Hello NetApp Gurus. I'm hoping mostly to get some guidance on RAID group scrubbing options and with some luck, perhaps pointers to documentation that would help me determine appropriate values in our environment.
We've been seeing what feels like a large number of scrubbing "timeouts" on our filers. Log entries similar to this one:
May 28 05:00:02 fc1-ev-n1.console.private [kern.notice] [fc1-ev-n1:raid.scrub.suspended.timer:notice]: Disk scrub suspended because the scrub time limit 240 was exceeded. It will resume at the next weekly/scheduled scrub.
What we'd like to know is how concerned we should be about this. Ideally we'd be seeing "scrubs" complete reasonably frequently, but I'm honestly not sure how I could determine how frequently that happens, or how frequently it *should* happen for that matter.
The scrub options on the filer have not been changed from the Ontap defaults (NetApp Release 9.5P2, but we've been seeing this with earlier versions as well):
Node Option Value Constraint ------- ----------------------- ------ ---------- fc1-n1 raid.media_scrub.rate 600 only_one fc1-n1 raid.scrub.perf_impact low only_one fc1-n1 raid.scrub.schedule none
(and the same for the partner node, of course)

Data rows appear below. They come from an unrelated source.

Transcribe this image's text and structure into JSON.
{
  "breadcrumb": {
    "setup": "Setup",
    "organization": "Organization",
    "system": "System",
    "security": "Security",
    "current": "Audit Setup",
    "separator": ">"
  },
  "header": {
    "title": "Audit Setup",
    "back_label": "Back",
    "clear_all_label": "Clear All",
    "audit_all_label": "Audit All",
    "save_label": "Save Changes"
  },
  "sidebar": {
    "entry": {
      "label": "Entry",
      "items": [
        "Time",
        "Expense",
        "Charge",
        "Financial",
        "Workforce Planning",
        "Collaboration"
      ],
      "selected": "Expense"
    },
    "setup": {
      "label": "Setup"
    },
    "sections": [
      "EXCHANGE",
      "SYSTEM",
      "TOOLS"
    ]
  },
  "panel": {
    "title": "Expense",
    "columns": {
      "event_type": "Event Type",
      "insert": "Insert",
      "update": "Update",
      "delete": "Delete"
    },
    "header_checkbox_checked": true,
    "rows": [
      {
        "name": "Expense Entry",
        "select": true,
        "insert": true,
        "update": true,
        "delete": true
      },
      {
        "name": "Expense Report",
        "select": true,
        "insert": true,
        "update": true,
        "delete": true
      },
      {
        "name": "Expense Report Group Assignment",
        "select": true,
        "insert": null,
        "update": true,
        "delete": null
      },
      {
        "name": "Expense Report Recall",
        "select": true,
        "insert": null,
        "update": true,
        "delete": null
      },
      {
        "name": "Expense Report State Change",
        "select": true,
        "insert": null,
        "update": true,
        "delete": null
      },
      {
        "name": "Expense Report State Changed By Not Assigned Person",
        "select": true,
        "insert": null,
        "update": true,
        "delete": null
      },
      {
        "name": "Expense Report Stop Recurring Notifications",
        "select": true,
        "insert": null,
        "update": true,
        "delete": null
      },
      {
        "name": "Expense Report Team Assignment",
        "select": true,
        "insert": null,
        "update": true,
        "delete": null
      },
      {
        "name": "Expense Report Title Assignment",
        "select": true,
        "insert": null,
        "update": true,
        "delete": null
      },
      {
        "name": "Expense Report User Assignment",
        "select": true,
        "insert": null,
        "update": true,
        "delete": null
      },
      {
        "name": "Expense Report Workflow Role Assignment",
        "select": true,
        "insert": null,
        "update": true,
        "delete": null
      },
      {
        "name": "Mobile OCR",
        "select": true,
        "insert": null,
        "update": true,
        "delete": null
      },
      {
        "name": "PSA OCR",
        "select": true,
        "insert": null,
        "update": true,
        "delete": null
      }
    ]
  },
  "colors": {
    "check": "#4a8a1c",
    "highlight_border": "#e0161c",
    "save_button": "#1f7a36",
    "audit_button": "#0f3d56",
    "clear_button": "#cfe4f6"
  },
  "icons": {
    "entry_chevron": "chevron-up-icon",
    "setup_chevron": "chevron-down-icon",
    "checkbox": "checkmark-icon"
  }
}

The "storage raid-options" manual page indicates that the default schedule of daily at 1am for 4 hours, except Sundays when it runs for 12 hours, applies if no explicit schedule is defined.
If I examine the scrub status of our aggregates:
fc1-ev::> storage aggregate scrub -aggregate * -action status
Raid Group:/e1n2_tssd/plex0/rg0, Is Suspended:false, Last Scrub:Thu May 30 02:39:10 2019 Raid Group:/e1n2_t01/plex0/rg0, Is Suspended:true, Last Scrub:Sun May 26 02:55:15 2019, Percentage Completed:65% Raid Group:/e1n2_t02/plex0/rg0, Is Suspended:false, Last Scrub:Thu May 30 02:28:37 2019 Raid Group:/e1n2_root/plex0/rg0, Is Suspended:false, Last Scrub:Thu May 30 03:39:03 2019 Raid Group:/e1n1_root/plex0/rg0, Is Suspended:false, Last Scrub:Wed May 29 02:03:43 2019 Raid Group:/e1n1_d01/plex0/rg0, Is Suspended:true, Last Scrub:Tue May 28 03:22:52 2019, Percentage Completed:7% Raid Group:/e1n1_d01/plex0/rg1, Is Suspended:true, Last Scrub:Wed May 29 02:00:56 2019, Percentage Completed:4% Raid Group:/e1n1_d01/plex0/rg2, Is Suspended:false, Last Scrub:Wed May 29 04:02:50 2019 Raid Group:/e1n1_d01/plex0/rg3, Is Suspended:false, Last Scrub:Wed May 29 04:08:45 2019 Raid Group:/e1n1_d00/plex0/rg0, Is Suspended:true, Last Scrub:Sun Apr 28 06:00:40 2019, Percentage Completed:81% Raid Group:/e1n1_d00/plex0/rg1, Is Suspended:true, Last Scrub:Sun Apr 28 07:38:30 2019, Percentage Completed:80%
The truth is I'm not sure how to interpret this output:
- Is it the case that each RAID group where "Is Suspended:false" *completed* its scrub at the "Last Scrub" time, while those that are suspended are those for which we're seeing log entries?
- Given the default schedule that has the scrub run for 12 hours on Sunday mornings, does it seem odd that /e1n2_t01/plex0/rg0 was suspended last Sunday at 02:55:15, prior to completion? In fact, all those interrupted on a Sunday were interrupted well before 12 hours. Might there be other reasons for suspending scrub operations? The load on this filer is not excessive in any way: CPU utilization is typically comfortably below 50%
- How do I determine why the two RAID groups containing e1n1_d00 haven't run scrubbing in over a month? Is there something I should do about that?
I've found documentation that explains the options and how to change them, but none that explains how to decide whether I *should* change them, or how to determine what to change them to. I'm interpretting that raid.media_scrub.rate and raid.scrub.schedule could be used together to tune the scrubbing, but am quite unsure how to determine what the best values would be for our filers. Any pointers to documentation that would help here would be hugely appreciated.
Thanks in advance ...